高木コーチ「『自分がやらなきゃ』になってしまっていた」

ウインターカップ女子2回戦、岐阜女子(岐阜)vs八雲学園(東京)の一戦は高さでアドバンテージを持ち、強固な守備で相手のストロングポイントを封じた岐阜女子が76-50で勝利した。

7連続9回目のウインターカップ出場を誇る八雲学園はトランジションを持ち味としたハイスコアリングゲームを得意としている。序盤は足が動いてリズム良く得点を重ね、第2クォーター開始3分半の時点で2点ビハインドと接戦を演じた。しかし、そこから相手の術中にハマり、個での打開が増えたことで0-11と一気に失速。後半も岐阜女子のツインタワーを軸としたオフェンスを止められず、じわじわと離されていった。
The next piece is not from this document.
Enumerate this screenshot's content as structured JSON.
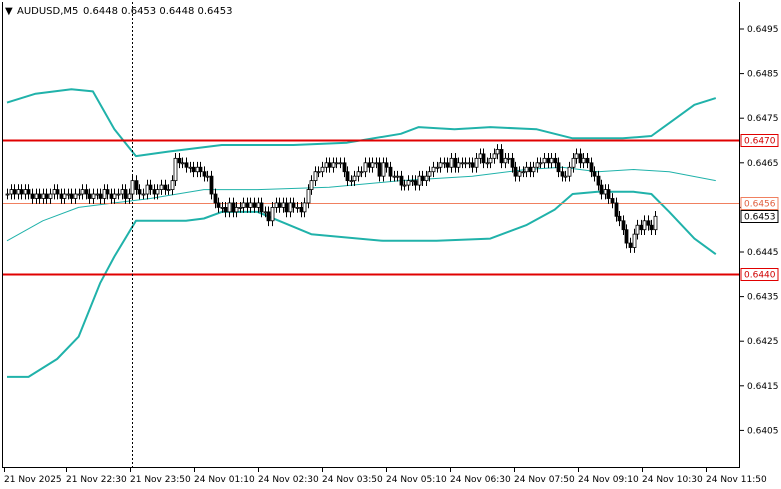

高木優子コーチが「ウチはパスランでやるのにドリブルをさせてあえて突っ込ませさせていた。ドリブルをしだすと楽をしてしまいます。相手の作戦だったと思う」と振り返ったように、八雲学園はパスを回さずに個の打開が増えたことで、多くのタフショットを打たされた。

キャプテンの薮未奈海も強気な姿勢が逆効果になってしまったと言う。「第2クォーターでオフェンスが悪くなってきた時に最後は自分がやらなきゃって思いがあったので、それが少し空回りしてしまいました。周りが空いていたのにタフショットを打ってしまって、今日は冷静な判断ができていなかったところが多かったです」

薮は初戦で20得点を挙げているようにそのオフェンス力は申し分なく、岐阜女子はそれを分かっているため、彼女へのヘルプを徹底していた。ダブルチームに来れば、その分誰かが空く。それは当然のことだが、強度の高いディフェンスを前に、その空いている場所へ的確にパスを送ることは簡単ではない。藪も「寄ってきたらさばく意識は持っていたんですけど……」と言葉に詰まる。「周りに頼っていないわけじゃないですが、相手を引き寄せてもっと良いパスができたはず。最後だからというので、自分がやらなきゃって思いは一番強かったです。夢中になりすぎていた自分がいました」

3年間をともにしてきた高木コーチは「抜いても次々と来るからそこでパスを回せば良かったけど、『自分がやらなきゃ』になってしまっていた」と、藪の心境を見抜いていた。

誰であっても、負ければ最後という舞台で冷静さを保つことは難しく、肩に力が入ってしまうことはある。その実体験は必ずや自分の糧になるだろう。「自分のプレーが出せた感じじゃないので悔しいですが、自分のバスケ人生は終わりじゃないので。この悔しさを忘れないで頑張っていきたいです」。そう涙を溜めながら前を向く、彼女の今後の発展に期待したい。